YOLOV7 | MediaPipe |
Input Size: 960 (letterbox) Model: yolov7-w6-pose.pth Device: GPU | Input Size: 256×256 Model: BlazePose GHUM Full Device: CPU |
1. YOLOv7 vs MediaPipe on Difficult Postures
In the following video, we can see that YOLOv7 is performing comparatively better than MediaPipe. Switching to default resolution does improve the results. Moreover, in terms of inference speed, YOLOv7 is more than 2x faster.
- YOLOv7: 83.39
- MediaPipe: 29.0
2. Analyzing the Effect of Increased Input Size
Let’s check out the previous 256p inference results with default 960p GPU results.

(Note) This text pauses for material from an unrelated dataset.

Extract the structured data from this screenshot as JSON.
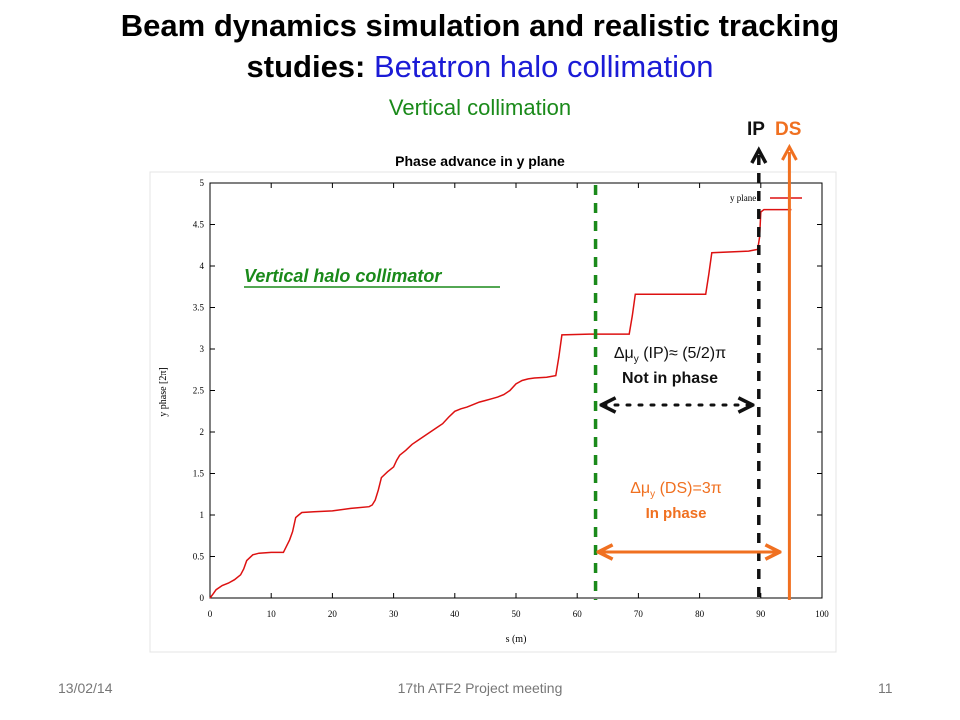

This is the previous sky diving example where YOLOv7 performed poorly on input size 256×256. The result on the right is after changing the input size to default 960p.
256p | 960p |
In the previous low-resolution input experiment YOLOv7 could not detect the person even once. After increasing the input resolution to 960p, the result improves significantly. This is however not as good as MediaPipe.
Similarly, with the Yoga posture detection experiment, the result improves. Detection in the 960p version is definitely better than the jittery output of 256p.
Swimming is a difficult activity for pose estimation models to track. The person gets occluded repeatedly. The following example shows swimming posture detection by YOLOv7 in different resolutions.
Observations
- MediaPipe is observed to be producing good results on low-resolution inputs compared to YOLOv7.
- It is faster than YOLOv7 on CPU inference.
- MediaPipe is also comparatively good at detecting far-away objects (persons in our case). However, when it comes to occlusion, YOLOv7 wins.
- While MediaPipe is limited to single-person, YOLOv7 can detect multiple people simultaneously.
- YOLOv7 is also better at estimating fast movements, given that the input size is high resolution.
- Moreover, YOLOv7 can harness the power of GPU, which makes it way faster than MediaPipe.